L’activité du commerce du sexe chez les enfants au Cameroun se pratique sous plusieurs facettes, soit au grand jour, soit de manière voilée. L’exploitation sexuelle des enfants ne sévit plus désormais dans les seules rues des agglomérations urbaines, mais elle a également envahi les autoroutes des nouvelles technologies de l’information et de la communication via internet.

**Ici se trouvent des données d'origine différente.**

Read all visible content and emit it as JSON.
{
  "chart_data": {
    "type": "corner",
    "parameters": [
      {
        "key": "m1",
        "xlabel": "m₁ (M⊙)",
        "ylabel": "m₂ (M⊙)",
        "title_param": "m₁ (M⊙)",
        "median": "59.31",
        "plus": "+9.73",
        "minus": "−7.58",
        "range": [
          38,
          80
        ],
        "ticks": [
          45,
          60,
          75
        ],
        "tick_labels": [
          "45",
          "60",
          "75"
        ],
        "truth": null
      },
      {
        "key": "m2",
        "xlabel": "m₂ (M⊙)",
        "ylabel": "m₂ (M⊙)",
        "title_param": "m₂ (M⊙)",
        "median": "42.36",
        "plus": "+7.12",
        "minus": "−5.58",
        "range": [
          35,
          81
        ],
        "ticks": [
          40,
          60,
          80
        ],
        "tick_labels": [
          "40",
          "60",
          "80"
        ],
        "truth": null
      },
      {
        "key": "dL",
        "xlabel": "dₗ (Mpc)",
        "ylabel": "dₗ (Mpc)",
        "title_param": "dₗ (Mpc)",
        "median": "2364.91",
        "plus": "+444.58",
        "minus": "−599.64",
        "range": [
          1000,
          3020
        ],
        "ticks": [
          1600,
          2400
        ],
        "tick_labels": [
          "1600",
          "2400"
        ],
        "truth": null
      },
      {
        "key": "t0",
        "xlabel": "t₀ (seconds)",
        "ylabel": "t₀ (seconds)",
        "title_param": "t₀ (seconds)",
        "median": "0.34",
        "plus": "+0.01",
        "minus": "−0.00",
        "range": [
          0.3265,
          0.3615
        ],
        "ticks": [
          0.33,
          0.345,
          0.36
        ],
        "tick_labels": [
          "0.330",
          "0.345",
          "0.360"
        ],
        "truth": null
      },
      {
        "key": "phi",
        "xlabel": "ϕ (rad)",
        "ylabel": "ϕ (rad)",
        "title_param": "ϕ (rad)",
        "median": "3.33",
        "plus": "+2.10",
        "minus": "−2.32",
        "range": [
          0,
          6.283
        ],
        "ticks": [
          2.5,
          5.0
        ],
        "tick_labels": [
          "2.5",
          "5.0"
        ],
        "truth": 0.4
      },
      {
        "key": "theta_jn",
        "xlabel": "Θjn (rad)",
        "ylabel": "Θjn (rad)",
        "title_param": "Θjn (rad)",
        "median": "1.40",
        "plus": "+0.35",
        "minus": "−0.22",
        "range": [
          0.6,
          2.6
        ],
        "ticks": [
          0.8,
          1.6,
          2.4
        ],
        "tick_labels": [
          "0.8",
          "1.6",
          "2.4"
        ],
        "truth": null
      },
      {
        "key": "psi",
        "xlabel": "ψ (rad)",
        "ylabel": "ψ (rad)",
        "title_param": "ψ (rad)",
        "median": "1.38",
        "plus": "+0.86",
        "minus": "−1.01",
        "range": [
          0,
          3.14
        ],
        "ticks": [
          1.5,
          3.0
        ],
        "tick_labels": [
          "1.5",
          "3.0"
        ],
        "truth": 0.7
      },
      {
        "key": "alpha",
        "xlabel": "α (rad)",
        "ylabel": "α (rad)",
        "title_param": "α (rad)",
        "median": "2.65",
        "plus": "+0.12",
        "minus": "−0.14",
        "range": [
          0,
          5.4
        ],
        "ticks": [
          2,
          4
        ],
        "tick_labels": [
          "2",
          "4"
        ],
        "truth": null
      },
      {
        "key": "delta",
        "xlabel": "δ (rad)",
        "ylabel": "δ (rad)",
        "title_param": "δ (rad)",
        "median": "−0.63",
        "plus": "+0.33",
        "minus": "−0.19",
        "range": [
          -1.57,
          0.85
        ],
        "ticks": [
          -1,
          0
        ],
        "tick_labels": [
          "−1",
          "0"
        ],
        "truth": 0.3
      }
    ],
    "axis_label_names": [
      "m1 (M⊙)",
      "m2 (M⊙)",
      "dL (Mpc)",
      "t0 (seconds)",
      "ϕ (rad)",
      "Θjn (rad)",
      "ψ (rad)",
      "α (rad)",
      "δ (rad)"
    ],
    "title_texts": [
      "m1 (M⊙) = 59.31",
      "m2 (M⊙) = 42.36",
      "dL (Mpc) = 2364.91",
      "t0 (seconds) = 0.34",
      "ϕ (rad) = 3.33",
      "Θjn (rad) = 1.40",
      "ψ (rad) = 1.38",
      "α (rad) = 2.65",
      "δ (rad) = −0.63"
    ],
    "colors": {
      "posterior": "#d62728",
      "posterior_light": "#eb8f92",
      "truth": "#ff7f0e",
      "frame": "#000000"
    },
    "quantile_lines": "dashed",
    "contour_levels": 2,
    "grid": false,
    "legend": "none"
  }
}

Aussi quelques recommandations sont-elles faites en l’endroit des autorités, des familles et des éducateurs  à savoir: Sensibiliser les adultes et les jeunes sur les dangers liés la production et l’utilisation du matériel pornographique ; Introduire, tout au long du cycle scolaire, des cours spécifiques de l’éducation sexuelle dans les programmes scolaires ; Informer de plus en plus les jeunes sur les risques auxquels ils s’exposent en pratiquant les métiers du sexe, notamment via Internet ; mettre en œuvre des structures qui auront pour mission de recenser les jeunes, de les former afin qu’ils trouvent leur métier dans un autre domaine ; Intensifier l’information des jeunes sur la traite des enfants ; Mettre sur pied un programme de suivi et de protection des jeunes travailleurs de sexe interpellés par les forces de maintien de l’ordre public ; s’attaquer aux causes sous-jacentes de l’exploitation sexuelle des enfants, à savoir, la pauvreté, les dysfonctionnements familiaux, la toxicomanie, l’éthylisme, le proxénétisme, etc.